The guide’s introduction states, “Let us remember that Rome is the first capital city to be entered by us in our task of liberating Europe. Rome is the heritage of all the world and not only of Italy — Rome is the fountain of civilization. The eyes of all the world are upon our actions in the ‘Eternal City,’ and we will show the world by our example the high standard of conduct and bearing of our victorious Allied Armies.”
“Few institutions in the United States are more connected with the history and legacy of the Monuments Men than the Princeton University Art Museum,” notes current art museum director James Steward, who adds that two former museum directors served as Monuments Men (but are not characters in the film).

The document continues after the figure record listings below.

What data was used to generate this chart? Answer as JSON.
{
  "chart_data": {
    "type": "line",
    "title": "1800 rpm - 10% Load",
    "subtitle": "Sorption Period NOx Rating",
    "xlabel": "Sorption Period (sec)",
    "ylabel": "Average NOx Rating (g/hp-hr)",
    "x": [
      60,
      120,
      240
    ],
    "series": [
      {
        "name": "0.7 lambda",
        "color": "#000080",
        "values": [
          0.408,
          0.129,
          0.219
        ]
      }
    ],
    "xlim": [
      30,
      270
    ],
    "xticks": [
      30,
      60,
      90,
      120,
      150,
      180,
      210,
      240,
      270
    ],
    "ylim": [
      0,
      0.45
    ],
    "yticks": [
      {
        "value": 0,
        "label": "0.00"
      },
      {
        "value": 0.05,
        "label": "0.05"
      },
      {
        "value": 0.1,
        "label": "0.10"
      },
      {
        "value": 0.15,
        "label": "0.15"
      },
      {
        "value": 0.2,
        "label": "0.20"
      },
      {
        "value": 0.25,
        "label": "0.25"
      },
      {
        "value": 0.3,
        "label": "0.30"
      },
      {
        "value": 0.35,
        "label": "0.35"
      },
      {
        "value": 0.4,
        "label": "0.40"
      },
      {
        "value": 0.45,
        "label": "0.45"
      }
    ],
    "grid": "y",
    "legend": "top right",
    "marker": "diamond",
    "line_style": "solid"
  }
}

One predecessor was DeWald, who joined the MFAA when he was in his 50s and later served as museum director from 1947 to 1960. The other is Patrick Kelleher, who received an M.F.A. from Princeton in 1942 and led the military division involved with recovery of stolen art. He served as museum director from 1960 to 72.
While Kelleher turned toward the future and brought contemporary sculpture to the campus, DeWald continued to serve Italian art. He wrote the introduction for the 1946 book “Lost Treasures of Europe,” authored the 613 page book “Italian Painting: 1200-1600,” and participated in the rescue of art after the 1966 Arno River flood in Florence.
Princeton’s other Monuments Men, Steward writes, were S. Lane Faison (Graduate Class of 1932), Craig Hugh Smyth (Class of 1938, Graduate Class of 1956), and Charles Parkhurst (Graduate Class of 1941), as well as Robert Koch (Graduate Classes of 1949 and 1954). Koch “went on to teach at Princeton for forty-two years and was the last of our surviving Monuments Men, dying only two years ago,” writes Steward.
With a devotion to art and participation in two World Wars, DeWald perhaps provides the most tested voice of memory. A 2010 Princeton Alumni Magazine notes that his wartime diary in the Firestone Library contains “the excitement and danger of these tumultuous times. Air-raid sirens howled as he reconnoitered medieval towns for endangered art. DeWald often came upon Army engineering units bulldozing fallen buildings out of roadways, using the debris to patch holes in blown-up bridges — until he frantically waved them to stop, pointing out fragments of historic sculpture, fresco, and manuscripts mingled with the rubble” — scenes worthy of the film that captures the times of this unusual wartime effort.
Less cinematic is the emotion that this soldier fighting for art shares. “The loss or destruction of these prized heritages of the past becomes in fact a personal loss comparable to that of a friend,” writes DeWald in “Lost Treasures.”
Fortunately his other “friends” are safe and waiting at the Princeton University Art Museum to remind visitors of what the struggle was about. They also are a reminder that art matters so much that men and women will put their lives on the line to share it with the world.